Он, герой, храбрый и мужественный воин, стал теперь посторонним человеком.

* * *

В апреле из смоленской почтовой конторы в Красновидово доставили письмо. Адресовано оно было Александре Селиверстовой, отправителем значился Владимир Николаевич Ворт. Он сообщал о гибели полковника Селиверстова. Ворта Сашенька хорошо помнила по Петербургу, даже пыталась протежировать ему в его ухаживаниях за Натали Нелидовой, своей знакомой по пансиону. Владимир был дружен с Селиверстовыми и теперь счел своим долгом и так далее. Алексей Кириллович был убит картечью во время контратаки французов в деле при Нюбурге. Сам Ворт при том не присутствовал, но уверен, что его друг принял смерть достойно, как подобает офицеру и христианину. Погребен Селиверстов у местной церкви вмести с другими павшими за Веру, Царя и Отчество русскими воинами. Место это Ворту известно. Затем следовали соответствующие соболезнования, корреспондент брал на себя смелость предложить вдове полковника возможную и посильную помощь, буде в оной возникнет необходимость… Память о друге… Искренняя благожелательность… Христианский долг… Подпись.

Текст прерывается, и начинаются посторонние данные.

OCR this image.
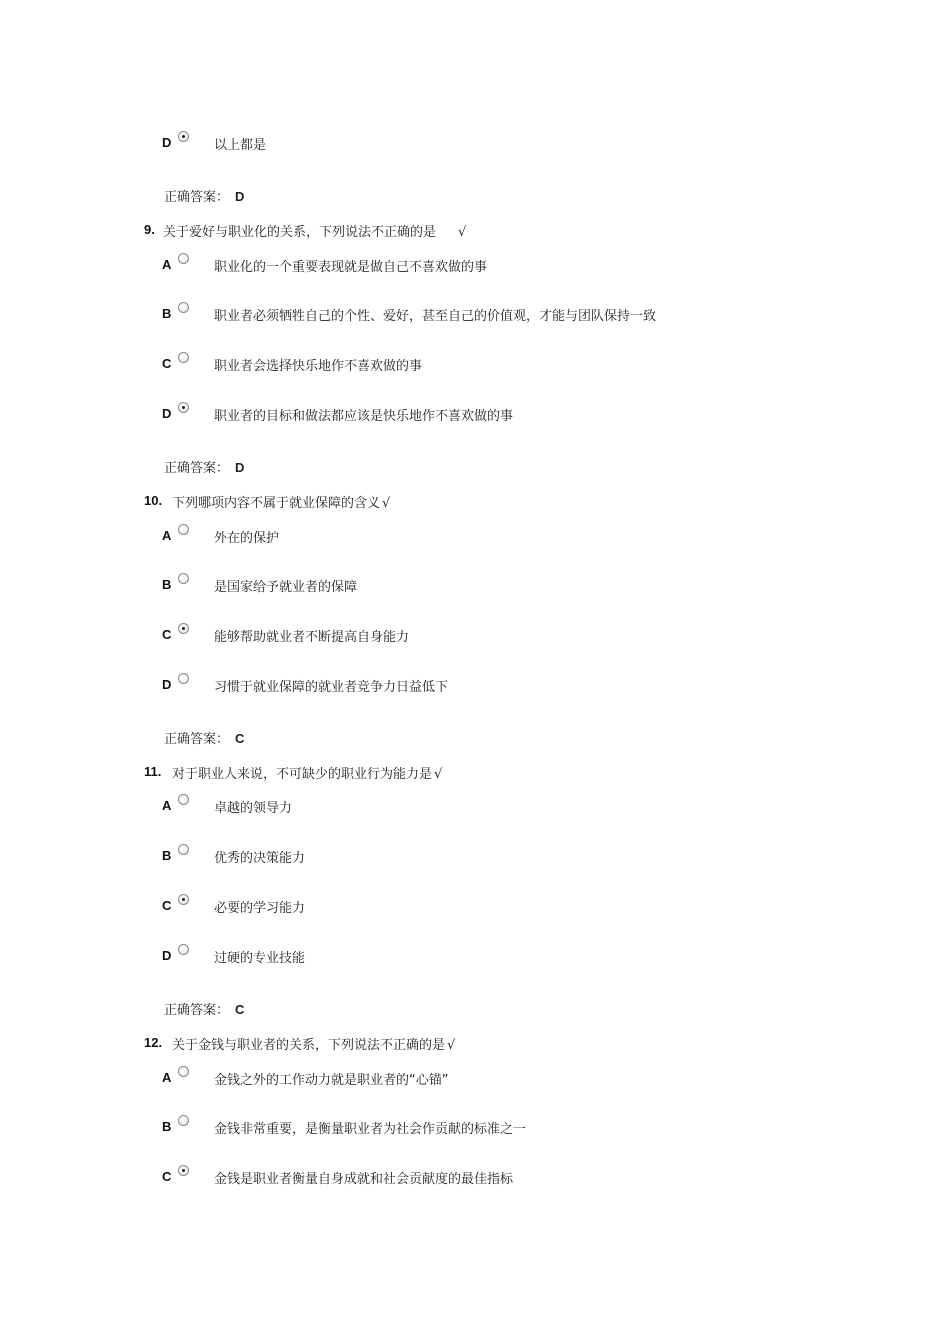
D	以上都是
正确答案： D
9. 关于爱好与职业化的关系，下列说法不正确的是 √
A	职业化的一个重要表现就是做自己不喜欢做的事
B	职业者必须牺牲自己的个性、爱好，甚至自己的价值观，才能与团队保持一致
C	职业者会选择快乐地作不喜欢做的事
D	职业者的目标和做法都应该是快乐地作不喜欢做的事
正确答案： D
10. 下列哪项内容不属于就业保障的含义 √
A	外在的保护
B	是国家给予就业者的保障
C	能够帮助就业者不断提高自身能力
D	习惯于就业保障的就业者竞争力日益低下
正确答案： C
11. 对于职业人来说，不可缺少的职业行为能力是 √
A	卓越的领导力
B	优秀的决策能力
C	必要的学习能力
D	过硬的专业技能
正确答案： C
12. 关于金钱与职业者的关系，下列说法不正确的是 √
A	金钱之外的工作动力就是职业者的“心锚”
B	金钱非常重要，是衡量职业者为社会作贡献的标准之一
C	金钱是职业者衡量自身成就和社会贡献度的最佳指标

Сашенька долго смотрела в окно. Пушистая верба чуть покачивала ветками, усеянными желтыми нежными цветами, похожими на заячьи хвостики. Зеленая лужайка перед домом. На ней неугомонный Никита рубится с деревенскими мальчишками в «чижа». Дети весело гомонят, солнце светит. В руке у Сашеньки замер листок бумаги. Серый, равнодушный. Мертвый. Смерть – жизнь. Смерть – жизнь. Сколько раз за последние полгода эта жутковатая загадка предлагалась ей к решению? Норовистая судьбинушка, держащая кулачки за спиной: «А ну, угадай, в какой руке?» Судьба… Есть ли она? Или это просто цепь причин и следствий, связующая нас с рождения до могилы? Как все это тогда пошло и скучно!

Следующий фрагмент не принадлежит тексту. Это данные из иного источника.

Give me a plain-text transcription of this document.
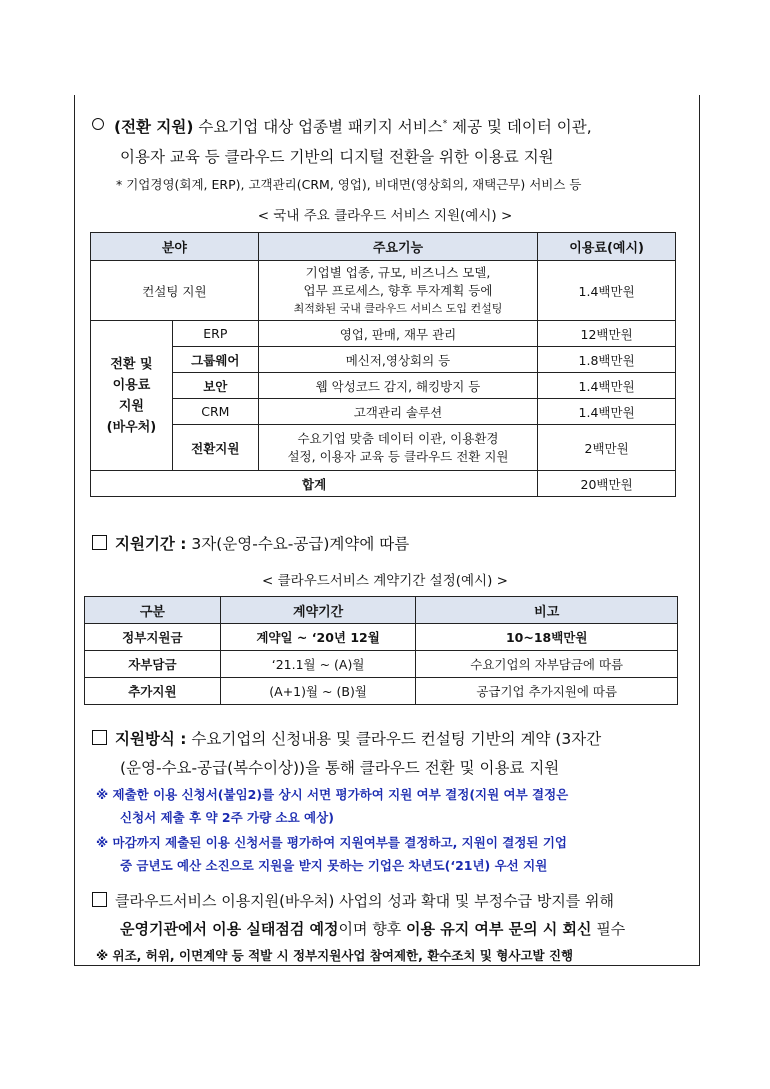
(전환 지원) 수요기업 대상 업종별 패키지 서비스* 제공 및 데이터 이관,
이용자 교육 등 클라우드 기반의 디지털 전환을 위한 이용료 지원
* 기업경영(회계, ERP), 고객관리(CRM, 영업), 비대면(영상회의, 재택근무) 서비스 등
< 국내 주요 클라우드 서비스 지원(예시) >
분야		주요기능	이용료(예시)
컨설팅 지원		기업별 업종, 규모, 비즈니스 모델,
업무 프로세스, 향후 투자계획 등에
최적화된 국내 클라우드 서비스 도입 컨설팅	1.4백만원

전환 및
이용료
지원
(바우처)	ERP	영업, 판매, 재무 관리	12백만원
	그룹웨어	메신저,영상회의 등	1.8백만원
	보안	웹 악성코드 감지, 해킹방지 등	1.4백만원
	CRM	고객관리 솔루션	1.4백만원
	전환지원	수요기업 맞춤 데이터 이관, 이용환경
설정, 이용자 교육 등 클라우드 전환 지원	2백만원
합계			20백만원
지원기간 : 3자(운영-수요-공급)계약에 따름
< 클라우드서비스 계약기간 설정(예시) >
구분	계약기간	비고
정부지원금	계약일 ~ ‘20년 12월	10~18백만원
자부담금	‘21.1월 ~ (A)월	수요기업의 자부담금에 따름
추가지원	(A+1)월 ~ (B)월	공급기업 추가지원에 따름
지원방식 : 수요기업의 신청내용 및 클라우드 컨설팅 기반의 계약 (3자간
(운영-수요-공급(복수이상))을 통해 클라우드 전환 및 이용료 지원
※ 제출한 이용 신청서(붙임2)를 상시 서면 평가하여 지원 여부 결정(지원 여부 결정은
신청서 제출 후 약 2주 가량 소요 예상)
※ 마감까지 제출된 이용 신청서를 평가하여 지원여부를 결정하고, 지원이 결정된 기업
중 금년도 예산 소진으로 지원을 받지 못하는 기업은 차년도(‘21년) 우선 지원
클라우드서비스 이용지원(바우처) 사업의 성과 확대 및 부정수급 방지를 위해
운영기관에서 이용 실태점검 예정이며 향후 이용 유지 여부 문의 시 회신 필수
※ 위조, 허위, 이면계약 등 적발 시 정부지원사업 참여제한, 환수조치 및 형사고발 진행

Вот. У нее убили мужа. И что? Ничего. Он не угадал, в какой руке жизнь. Так же раньше или позже не угадаем и все мы. Можно плакать. Можно вот так смотреть в окно, можно верить в Божественный промысел и в смерть как в дар избавляющий. А вот жить нужно. Нужно жить. Тяжело, но нужно. Жизнь не игра, не цепь связующая, а Божий дар, что бы там ни твердили все эти философы вкупе с энциклопедистами.

Сашенька отмахнулась от этой никчемной зауми и еще раз перечла письмо Ворта. Ей вдруг открылось то, о чем она не задумывалась раньше: Владимир искренне любил ее мужа, был ему настоящим другом. Селиверстова многие любили. И крестьяне, и партизаны, и солдаты… Наверняка многие стояли над его могилой, поминали добром… Отчего же она, жена, не может? Сашенька мучительно вслушивалась, пытаясь уловить хоть искорку тепла в своей душе, хоть отзвук былого, хоть стон… Ничего. Только чириканье воробьев под стрехой, да ровный стук сердца.

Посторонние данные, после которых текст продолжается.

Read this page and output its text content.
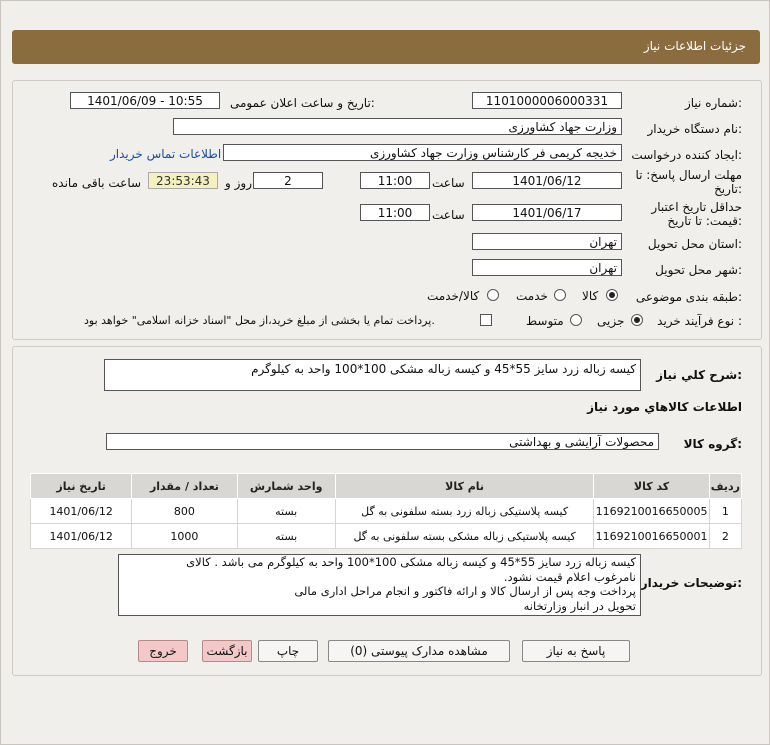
جزئیات اطلاعات نیاز
شماره نیاز:
1101000006000331
تاریخ و ساعت اعلان عمومی:
1401/06/09 - 10:55
نام دستگاه خریدار:
وزارت جهاد کشاورزی
ایجاد کننده درخواست:
خدیجه کریمی فر کارشناس وزارت جهاد کشاورزی
اطلاعات تماس خریدار
مهلت ارسال پاسخ: تا
تاریخ:
1401/06/12
ساعت
11:00
2
روز و
23:53:43
ساعت باقی مانده
حداقل تاریخ اعتبار
قیمت: تا تاریخ:
1401/06/17
ساعت
11:00
استان محل تحویل:
تهران
شهر محل تحویل:
تهران
طبقه بندی موضوعی:
کالا
خدمت
کالا/خدمت
نوع فرآیند خرید :
جزیی
متوسط
پرداخت تمام یا بخشی از مبلغ خرید،از محل "اسناد خزانه اسلامی" خواهد بود.
شرح کلي نياز:
کیسه زباله زرد سایز 55*45 و کیسه زباله مشکی 100*100 واحد به کیلوگرم
اطلاعات کالاهاي مورد نياز
گروه کالا:
محصولات آرایشی و بهداشتی
ردیف	کد کالا	نام کالا	واحد شمارش	تعداد / مقدار	تاریخ نیاز
1	1169210016650005	کیسه پلاستیکی زباله زرد بسته سلفونی به گل	بسته	800	1401/06/12
2	1169210016650001	کیسه پلاستیکی زباله مشکی بسته سلفونی به گل	بسته	1000	1401/06/12
توضیحات خریدار:
کیسه زباله زرد سایز 55*45 و کیسه زباله مشکی 100*100 واحد به کیلوگرم می باشد . کالای
نامرغوب اعلام قیمت نشود.
پرداخت وجه پس از ارسال کالا و ارائه فاکتور و انجام مراحل اداری مالی
تحویل در انبار وزارتخانه
پاسخ به نیاز
مشاهده مدارک پیوستی (0)
چاپ
بازگشت
خروج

– Что ж… Остается, значит, только помнить и быть достойной памяти. Господи, хоть заплакать помоги!

– Ма?

Сашенька обернулась. Перевалившись через порог, к ней весело полз Селиверстов-младший. Был он в одной рубашке, в ручонке крепко зажимал алую ленточку, еще недавно украшавшую белесые кудряшки Анфисиной Вареньки. Сашенька подхватила сына на руки, расцеловала, прижала к груди. Сразу сделалось тепло и уютно.

– Ма! – довольный своим геройством и отважным походом из детской Александр требовал продолжения игры.

Сашенька усадила его на колени лицом к себе, зачем-то зажмурилась и сказала ровным голосом:

– Твой батюшка умер, Александр.

Она боялась открыть глаза. Странно. Она боялась смотреть на сына. «Господи, помоги! Темно-то как!»

– Ма!

Теплая детская ладошка гладит Сашеньку по щеке, по ресницам, по векам… И тут она начинает плакать, раздирает, распахивает давящую тьму, ее пока еще не видящий взор принимает свет Божьего мира. Сквозь слезы она ловит на себе взгляд сына. На мгновение показалось, что смотрит на нее Алексей. Живой. И улыбка у него светлая…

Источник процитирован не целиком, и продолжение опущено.